Cette automatisation passe aussi par des recherches améliorées et plus efficaces. De nombreux services numériques se sont donc développés afin de proposer à l'avocat les sources jurisprudentielles les plus pertinentes et complètes possibles, offrant là encore de nombreux gains de temps à celui-ci (LexisNexis ou doctrine.fr).
Ces différents outils permettent à l'avocat de devenir un « avocat augmenté » lui permettant de se consacrer à plus de tâches purement juridiques ou à se consacrer à développer son relationnel client.
Quelles limites ?
Les avocats, s'ils bénéficient largement de la digitalisation de la relation client-avocat, restent sous la menace d'une certaine forme de « tripadvorisation » de la profession, pour emprunter ce néologisme à Fabien Girard de Barros, directeur général de Lexbase.
Comme l'avait relevé le rapport de Maître Haeri, le phénomène de notation des produits « deviendra un élément déterminant dans la perception de l'attractivité, par les autres consommateurs, des services proposés. Tout sera noté : l'hôtel, le restaurant, l'école, le médecin… l'avocat » .
Or, par un arrêt en date du 11 mai 2017, la Première chambre civile de la Cour de cassation a statué qu'il était tout à fait possible pour un site tel qu'alexia.fr, demandeur en l'espèce, de procéder à la comparaison d'avocats entre eux, contrairement à ce que soutenait le CNB, défenseur au pourvoi.
En effet, la Cour de Cassation a considéré que l'interdiction faite par l'article 15 al 1er du décret 2005-790 interdisant aux avocats d'intégrer « tout élément comparatif ou dénigrant » au sein de publicités ou de sollicitation ne s'appliquait qu'aux avocats, et donc a contrario ne s'appliquait pas aux sites référençant ces derniers.

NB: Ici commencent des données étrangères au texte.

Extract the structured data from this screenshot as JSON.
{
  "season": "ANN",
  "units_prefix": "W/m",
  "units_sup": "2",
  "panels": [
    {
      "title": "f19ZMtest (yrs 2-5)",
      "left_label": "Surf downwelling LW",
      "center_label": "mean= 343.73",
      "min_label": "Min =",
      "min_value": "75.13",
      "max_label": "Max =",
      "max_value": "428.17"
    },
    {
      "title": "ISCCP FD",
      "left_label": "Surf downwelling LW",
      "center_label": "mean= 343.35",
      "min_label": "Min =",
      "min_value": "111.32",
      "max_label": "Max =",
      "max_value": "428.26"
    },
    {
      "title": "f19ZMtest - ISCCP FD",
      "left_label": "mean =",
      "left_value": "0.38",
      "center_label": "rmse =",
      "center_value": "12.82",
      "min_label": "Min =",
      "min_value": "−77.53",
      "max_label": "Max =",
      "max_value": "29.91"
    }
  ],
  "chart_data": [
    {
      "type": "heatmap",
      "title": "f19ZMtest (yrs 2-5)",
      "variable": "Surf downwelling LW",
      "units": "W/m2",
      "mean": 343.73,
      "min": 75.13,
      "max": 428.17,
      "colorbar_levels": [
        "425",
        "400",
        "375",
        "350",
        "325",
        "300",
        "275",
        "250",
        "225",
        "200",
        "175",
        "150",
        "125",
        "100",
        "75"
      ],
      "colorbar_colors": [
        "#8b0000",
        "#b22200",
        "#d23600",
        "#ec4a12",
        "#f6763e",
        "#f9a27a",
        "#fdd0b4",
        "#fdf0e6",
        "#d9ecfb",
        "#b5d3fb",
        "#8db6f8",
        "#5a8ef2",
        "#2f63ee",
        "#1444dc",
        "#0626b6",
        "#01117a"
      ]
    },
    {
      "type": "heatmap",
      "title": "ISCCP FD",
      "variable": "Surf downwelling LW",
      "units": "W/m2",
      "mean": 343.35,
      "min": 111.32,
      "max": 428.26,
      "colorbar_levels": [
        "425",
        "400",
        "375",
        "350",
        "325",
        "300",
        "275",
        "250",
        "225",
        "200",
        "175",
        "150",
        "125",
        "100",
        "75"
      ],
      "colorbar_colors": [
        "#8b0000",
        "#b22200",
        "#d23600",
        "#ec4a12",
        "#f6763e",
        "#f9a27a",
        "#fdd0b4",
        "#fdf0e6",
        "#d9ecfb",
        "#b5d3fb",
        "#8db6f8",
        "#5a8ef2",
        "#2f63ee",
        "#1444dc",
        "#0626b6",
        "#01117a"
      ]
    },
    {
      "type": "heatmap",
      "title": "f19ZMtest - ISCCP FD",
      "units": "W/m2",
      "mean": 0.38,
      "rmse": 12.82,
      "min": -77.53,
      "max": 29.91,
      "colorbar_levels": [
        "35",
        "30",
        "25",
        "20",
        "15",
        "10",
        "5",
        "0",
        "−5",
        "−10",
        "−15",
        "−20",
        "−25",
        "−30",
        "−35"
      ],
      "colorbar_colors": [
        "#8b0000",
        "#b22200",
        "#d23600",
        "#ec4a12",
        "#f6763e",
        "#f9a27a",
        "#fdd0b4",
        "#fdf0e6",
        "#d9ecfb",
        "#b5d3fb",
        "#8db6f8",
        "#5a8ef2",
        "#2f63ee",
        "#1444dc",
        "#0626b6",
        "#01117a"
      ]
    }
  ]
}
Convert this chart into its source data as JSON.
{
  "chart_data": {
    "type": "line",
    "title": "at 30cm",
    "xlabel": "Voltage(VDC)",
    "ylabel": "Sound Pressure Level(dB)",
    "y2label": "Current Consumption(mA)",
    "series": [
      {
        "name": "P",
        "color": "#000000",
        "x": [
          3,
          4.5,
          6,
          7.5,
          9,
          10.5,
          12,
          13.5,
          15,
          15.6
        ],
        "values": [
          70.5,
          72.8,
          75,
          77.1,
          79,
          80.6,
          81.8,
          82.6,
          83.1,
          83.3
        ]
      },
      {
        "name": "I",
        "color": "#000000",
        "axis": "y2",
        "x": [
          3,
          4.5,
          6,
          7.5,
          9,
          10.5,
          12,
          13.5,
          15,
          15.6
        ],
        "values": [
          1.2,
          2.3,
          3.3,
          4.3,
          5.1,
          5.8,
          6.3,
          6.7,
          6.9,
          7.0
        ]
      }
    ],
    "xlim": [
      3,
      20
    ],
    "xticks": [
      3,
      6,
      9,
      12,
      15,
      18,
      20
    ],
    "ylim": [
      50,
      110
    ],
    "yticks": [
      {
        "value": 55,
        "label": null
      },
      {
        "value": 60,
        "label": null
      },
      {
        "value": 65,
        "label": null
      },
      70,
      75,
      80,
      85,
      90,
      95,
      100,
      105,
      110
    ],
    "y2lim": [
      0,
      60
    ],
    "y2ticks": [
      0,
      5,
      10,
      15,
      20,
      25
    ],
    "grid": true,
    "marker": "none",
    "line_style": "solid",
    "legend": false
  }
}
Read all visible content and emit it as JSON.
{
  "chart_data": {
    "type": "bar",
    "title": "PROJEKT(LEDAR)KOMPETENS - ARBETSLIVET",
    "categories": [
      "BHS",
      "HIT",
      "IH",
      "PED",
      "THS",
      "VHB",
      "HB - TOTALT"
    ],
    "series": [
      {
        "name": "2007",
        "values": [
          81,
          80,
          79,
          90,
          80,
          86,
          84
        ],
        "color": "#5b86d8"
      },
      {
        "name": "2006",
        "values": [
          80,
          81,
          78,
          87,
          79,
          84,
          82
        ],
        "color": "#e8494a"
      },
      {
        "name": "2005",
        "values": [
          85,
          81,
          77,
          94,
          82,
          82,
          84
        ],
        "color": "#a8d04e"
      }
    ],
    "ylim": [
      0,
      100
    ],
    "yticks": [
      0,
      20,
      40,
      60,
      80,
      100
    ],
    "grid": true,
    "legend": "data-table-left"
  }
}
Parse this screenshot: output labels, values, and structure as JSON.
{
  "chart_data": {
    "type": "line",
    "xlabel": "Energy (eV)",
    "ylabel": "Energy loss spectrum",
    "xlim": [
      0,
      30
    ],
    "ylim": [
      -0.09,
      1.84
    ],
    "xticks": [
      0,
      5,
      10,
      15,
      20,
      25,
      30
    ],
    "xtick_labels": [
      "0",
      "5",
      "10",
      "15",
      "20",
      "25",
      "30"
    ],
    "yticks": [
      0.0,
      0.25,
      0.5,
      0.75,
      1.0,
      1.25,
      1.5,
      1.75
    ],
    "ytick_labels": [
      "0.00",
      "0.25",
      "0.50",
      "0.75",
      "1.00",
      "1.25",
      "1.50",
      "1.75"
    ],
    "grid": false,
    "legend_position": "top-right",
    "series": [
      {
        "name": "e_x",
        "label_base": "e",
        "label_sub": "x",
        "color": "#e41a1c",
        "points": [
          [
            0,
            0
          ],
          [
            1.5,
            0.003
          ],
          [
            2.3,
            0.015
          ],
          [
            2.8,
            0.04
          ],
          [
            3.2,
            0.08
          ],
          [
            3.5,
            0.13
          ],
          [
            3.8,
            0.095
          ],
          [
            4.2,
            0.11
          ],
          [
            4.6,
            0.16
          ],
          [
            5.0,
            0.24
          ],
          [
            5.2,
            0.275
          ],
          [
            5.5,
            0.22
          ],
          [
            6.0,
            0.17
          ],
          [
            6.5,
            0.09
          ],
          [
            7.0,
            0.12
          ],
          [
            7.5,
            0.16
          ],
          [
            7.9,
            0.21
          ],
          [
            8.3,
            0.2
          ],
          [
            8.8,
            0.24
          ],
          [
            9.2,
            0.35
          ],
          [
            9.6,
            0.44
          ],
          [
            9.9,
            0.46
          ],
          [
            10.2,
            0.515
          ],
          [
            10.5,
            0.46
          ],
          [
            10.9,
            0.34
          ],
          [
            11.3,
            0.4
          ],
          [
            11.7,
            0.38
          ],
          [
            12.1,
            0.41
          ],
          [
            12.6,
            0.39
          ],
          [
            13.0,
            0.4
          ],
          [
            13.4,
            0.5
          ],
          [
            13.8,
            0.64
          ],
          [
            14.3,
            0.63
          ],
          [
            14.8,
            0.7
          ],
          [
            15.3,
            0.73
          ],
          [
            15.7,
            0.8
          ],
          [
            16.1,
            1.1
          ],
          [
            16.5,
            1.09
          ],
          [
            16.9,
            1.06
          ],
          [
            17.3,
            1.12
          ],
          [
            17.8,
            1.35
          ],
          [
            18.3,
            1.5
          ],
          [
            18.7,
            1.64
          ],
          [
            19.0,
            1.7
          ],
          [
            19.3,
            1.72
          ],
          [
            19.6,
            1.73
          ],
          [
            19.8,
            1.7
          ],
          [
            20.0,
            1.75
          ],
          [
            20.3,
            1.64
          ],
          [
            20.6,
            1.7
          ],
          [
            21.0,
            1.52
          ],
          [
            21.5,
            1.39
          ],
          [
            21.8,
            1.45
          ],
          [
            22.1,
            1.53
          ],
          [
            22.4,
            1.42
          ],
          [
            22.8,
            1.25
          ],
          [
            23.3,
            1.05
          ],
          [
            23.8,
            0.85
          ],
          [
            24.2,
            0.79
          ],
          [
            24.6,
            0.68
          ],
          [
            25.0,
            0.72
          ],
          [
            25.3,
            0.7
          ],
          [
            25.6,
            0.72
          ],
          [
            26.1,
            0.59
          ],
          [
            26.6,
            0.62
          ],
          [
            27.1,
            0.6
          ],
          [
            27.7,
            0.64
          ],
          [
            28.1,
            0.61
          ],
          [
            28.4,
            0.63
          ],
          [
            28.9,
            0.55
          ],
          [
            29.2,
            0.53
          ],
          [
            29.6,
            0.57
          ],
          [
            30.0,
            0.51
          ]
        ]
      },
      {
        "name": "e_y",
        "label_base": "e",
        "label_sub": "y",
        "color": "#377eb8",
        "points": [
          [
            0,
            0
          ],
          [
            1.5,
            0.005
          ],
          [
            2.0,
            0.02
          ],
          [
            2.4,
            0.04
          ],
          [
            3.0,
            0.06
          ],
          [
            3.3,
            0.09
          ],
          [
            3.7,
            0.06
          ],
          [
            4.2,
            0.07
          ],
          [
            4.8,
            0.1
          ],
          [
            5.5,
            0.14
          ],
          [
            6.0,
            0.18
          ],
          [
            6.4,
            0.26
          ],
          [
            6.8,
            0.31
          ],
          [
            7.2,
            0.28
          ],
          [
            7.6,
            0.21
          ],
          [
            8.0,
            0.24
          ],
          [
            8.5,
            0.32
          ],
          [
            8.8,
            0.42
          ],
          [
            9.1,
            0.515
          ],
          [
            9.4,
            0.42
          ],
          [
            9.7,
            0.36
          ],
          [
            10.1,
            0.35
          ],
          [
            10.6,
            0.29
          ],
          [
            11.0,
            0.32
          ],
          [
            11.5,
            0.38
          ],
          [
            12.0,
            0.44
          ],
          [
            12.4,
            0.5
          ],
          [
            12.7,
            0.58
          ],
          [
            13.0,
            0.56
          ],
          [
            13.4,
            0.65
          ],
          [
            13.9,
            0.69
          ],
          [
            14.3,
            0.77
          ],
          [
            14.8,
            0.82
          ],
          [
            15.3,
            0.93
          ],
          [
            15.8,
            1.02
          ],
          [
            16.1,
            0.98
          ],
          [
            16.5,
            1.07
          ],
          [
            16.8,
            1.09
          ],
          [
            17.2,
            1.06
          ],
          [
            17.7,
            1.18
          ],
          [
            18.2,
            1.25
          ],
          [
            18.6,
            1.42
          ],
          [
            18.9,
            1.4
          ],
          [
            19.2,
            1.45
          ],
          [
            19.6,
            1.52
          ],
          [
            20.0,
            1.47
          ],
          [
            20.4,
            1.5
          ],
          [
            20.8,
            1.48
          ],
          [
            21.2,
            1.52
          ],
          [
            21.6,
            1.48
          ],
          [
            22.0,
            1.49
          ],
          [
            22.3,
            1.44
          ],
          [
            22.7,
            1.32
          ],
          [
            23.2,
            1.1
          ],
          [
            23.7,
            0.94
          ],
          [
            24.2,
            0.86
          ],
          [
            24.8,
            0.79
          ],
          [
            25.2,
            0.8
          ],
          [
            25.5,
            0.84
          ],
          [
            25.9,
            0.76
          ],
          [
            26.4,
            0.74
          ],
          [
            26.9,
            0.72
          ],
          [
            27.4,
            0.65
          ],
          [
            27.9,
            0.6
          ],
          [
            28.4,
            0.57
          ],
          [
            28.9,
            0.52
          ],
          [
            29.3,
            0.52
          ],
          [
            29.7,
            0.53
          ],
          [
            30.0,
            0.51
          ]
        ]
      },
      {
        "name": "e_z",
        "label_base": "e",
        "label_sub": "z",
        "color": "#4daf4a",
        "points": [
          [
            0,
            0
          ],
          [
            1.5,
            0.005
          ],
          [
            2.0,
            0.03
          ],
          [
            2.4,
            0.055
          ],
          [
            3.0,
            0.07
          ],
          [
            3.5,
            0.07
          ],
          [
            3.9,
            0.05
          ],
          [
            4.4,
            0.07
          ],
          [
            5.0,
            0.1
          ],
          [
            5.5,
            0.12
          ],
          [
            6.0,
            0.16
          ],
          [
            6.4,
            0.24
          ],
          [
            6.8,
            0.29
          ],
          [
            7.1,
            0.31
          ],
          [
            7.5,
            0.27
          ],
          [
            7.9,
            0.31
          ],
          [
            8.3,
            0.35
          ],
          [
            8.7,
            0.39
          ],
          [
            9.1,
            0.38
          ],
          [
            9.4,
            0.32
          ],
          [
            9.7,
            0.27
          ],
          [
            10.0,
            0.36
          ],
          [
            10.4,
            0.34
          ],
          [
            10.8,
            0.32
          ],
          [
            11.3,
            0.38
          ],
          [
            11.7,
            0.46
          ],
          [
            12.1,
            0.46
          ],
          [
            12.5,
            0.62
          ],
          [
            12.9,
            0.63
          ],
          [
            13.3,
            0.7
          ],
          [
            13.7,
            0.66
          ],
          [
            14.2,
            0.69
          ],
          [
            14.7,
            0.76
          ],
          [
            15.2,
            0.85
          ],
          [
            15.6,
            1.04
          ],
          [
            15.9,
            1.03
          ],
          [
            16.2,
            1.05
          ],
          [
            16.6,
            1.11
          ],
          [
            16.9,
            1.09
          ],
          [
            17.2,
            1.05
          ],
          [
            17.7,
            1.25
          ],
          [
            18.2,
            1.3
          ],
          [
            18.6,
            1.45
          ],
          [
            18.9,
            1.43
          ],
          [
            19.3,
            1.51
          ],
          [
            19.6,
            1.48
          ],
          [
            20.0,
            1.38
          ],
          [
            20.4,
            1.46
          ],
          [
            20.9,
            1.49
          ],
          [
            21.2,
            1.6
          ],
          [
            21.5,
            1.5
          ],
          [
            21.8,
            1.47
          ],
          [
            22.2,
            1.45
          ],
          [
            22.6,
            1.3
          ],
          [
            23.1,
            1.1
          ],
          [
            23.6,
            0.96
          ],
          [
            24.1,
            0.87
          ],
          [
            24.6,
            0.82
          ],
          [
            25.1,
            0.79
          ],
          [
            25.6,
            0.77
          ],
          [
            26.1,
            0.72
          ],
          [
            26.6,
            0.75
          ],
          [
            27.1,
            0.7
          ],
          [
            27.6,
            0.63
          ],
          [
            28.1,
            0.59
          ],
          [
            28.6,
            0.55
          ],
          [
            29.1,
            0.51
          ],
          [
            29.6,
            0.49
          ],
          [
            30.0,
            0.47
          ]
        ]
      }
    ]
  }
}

La Cour conclut donc que « les tiers ne sont pas tenus par les règles déontologiques de cette profession, et qu'il leur appartient seulement, dans leurs activités propres, de délivrer au consommateur une information loyale, claire et transparente ».
Tout repose sur cette question : comment le client donnant un avis peut-il délivrer cette information sans être subjectif, notamment dans cet aspect très personnel qu'est la relation client-avocat, comme le souligne Benjamin Charrier, chercheur associé au Cerdi.
Si la relation client-avocat peut être améliorée par le biais du digital, il est de notre perception que celle-ci revêt un aspect trop subjectif pour être notée ou classée. En outre, face à une relation qui évolue dans un monde traditionnel et codifié, il semble que l'impact de la digitalisation demeure encore secondaire par rapport à la prépondérance des subtilités et de la force du contact humain.
Chronique « Droit, Juriste et Pratique du Droit Augmentés »
Cette chronique a pour objectif, de traiter de questions d'actualité relatives à cette transformation. Dans un contexte où le digital, le big data et le data analytics, le machine learning et l'intelligence artificielle transforment en profondeur et durablement la pratique du droit, créant des « juristes augmentés » mais appelant aussi un « Droit augmenté » au regard des enjeux et des nouveaux business models portés par le digital.
L'EDHEC Business School dispose de deux atouts pour contribuer aux réflexions sur ces sujets. D'une part, son centre de recherche LegalEdhec, dont les travaux – reconnus – à l'intersection entre le droit et la stratégie, et portant sur le management des risques juridiques et la performance juridique, l'amènent aujourd'hui à lancer son nouveau projet A3L (Advanced Law, Lawyers and Lawyering). D'autre part, ses étudiants, et en particulier ceux de sa Filière Business Law and Management (en partenariat avec la Faculté de droit de l'Université Catholique de Lille) et de son LLM Law & Tax Management, dont la formation et les objectifs professionnels les placent au cœur de ces enjeux du digital.